I also learned to love classical music from exploring that cabinet, mostly Tschaikovsky and Strauss, with some Gershwin and Copland thrown in. I used to lie on the living room floor alone and listen to these records over and over. That music represented something good and beautiful to me; I know it has emotional connections to my mother since she loved that music, too. During my early teens when we all became enthusiastic about Burt Bacharach, she bought us tickets for his concert at the Greek Theater. She took me more than once to see The Sound of Music, and not just because I wanted to go. Those works of music that we both loved gave us a common, clear, good space where we could connect. Some of my most pleasant memories of Mom involve shared music.
But as soon as those “good” memories come up, other “bad” ones will soon follow, connected by their shared theme. For example, her utter contempt for music I enjoyed but she didn’t, her sarcasm about my singing, her patent disinterest in my clarinet or piano or orchestra concerts at school. The bad keeps seeping in. At the age of 12, I begged her to buy me the soundtrack for Mary Poppins and she refused. A week later, she told me she had a “special surpise” for me that concerned one of the five senses. Could I guess? When I failed to do so after a dozen tries, she felt deeply disappointed and treated me with scorn for not realizing it was — obviously! — the record I’d asked for.
I have several nice memories of going with her to pick out a new puppy, inextricably linked to other painful memories of coming home to find she’d gotten rid of it, unable to handle all that energy. My two cats “ran away from home” one summer while I was at camp. I think this may be the fate of those good parts of the mostly-bad mother. It’s hard to keep them wholesome and good; they too easily become tainted by the pain of other memories. Too quickly, they seem to slip away. Even at their best, these memories of my mother don’t quite feel like love to me.

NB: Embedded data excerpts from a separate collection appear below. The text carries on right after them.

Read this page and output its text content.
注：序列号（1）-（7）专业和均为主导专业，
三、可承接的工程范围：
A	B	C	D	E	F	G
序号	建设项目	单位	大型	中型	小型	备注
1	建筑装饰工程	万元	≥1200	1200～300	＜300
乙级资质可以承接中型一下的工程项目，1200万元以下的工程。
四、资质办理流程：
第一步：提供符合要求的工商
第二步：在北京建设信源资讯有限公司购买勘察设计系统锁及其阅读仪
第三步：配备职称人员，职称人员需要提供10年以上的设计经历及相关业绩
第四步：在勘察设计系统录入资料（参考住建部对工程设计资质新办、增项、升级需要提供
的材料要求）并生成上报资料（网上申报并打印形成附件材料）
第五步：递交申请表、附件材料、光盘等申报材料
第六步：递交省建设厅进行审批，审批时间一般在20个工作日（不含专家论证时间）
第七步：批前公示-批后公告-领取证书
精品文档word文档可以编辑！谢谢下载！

She died nearly 20 years ago and I don’t think about her often. Holding onto the good bits no longer seems so important. I have solid, deeply meaningful and long-lasting relationships with other peope who make me feel loved.
But I will always have food — the best, truly good part of the mostly-bad mother.
Finding Your Own Way:
Did you have a mostly-bad mother? Do the bad memories crowd out the good ones, or can you hold onto the small areas of goodness?
What were the truly good parts of her? Can you organize them into discrete areas the way I do or are they more diffuse? When you think of your mother’s goodness, does it feel like love to you?
Some mothers are so depressed and overwhelmed by their pain, or so wrapped up in their spouses, they have little emotional room left over to love anyone else. The narcissistic mother may be incapable of true love, the kind of love that values a child for more than his or her ability to mirror what is expected.
Even in the worst of mothers, I believe there’s almost always some small oasis of goodness around which memories cluster. What about yours?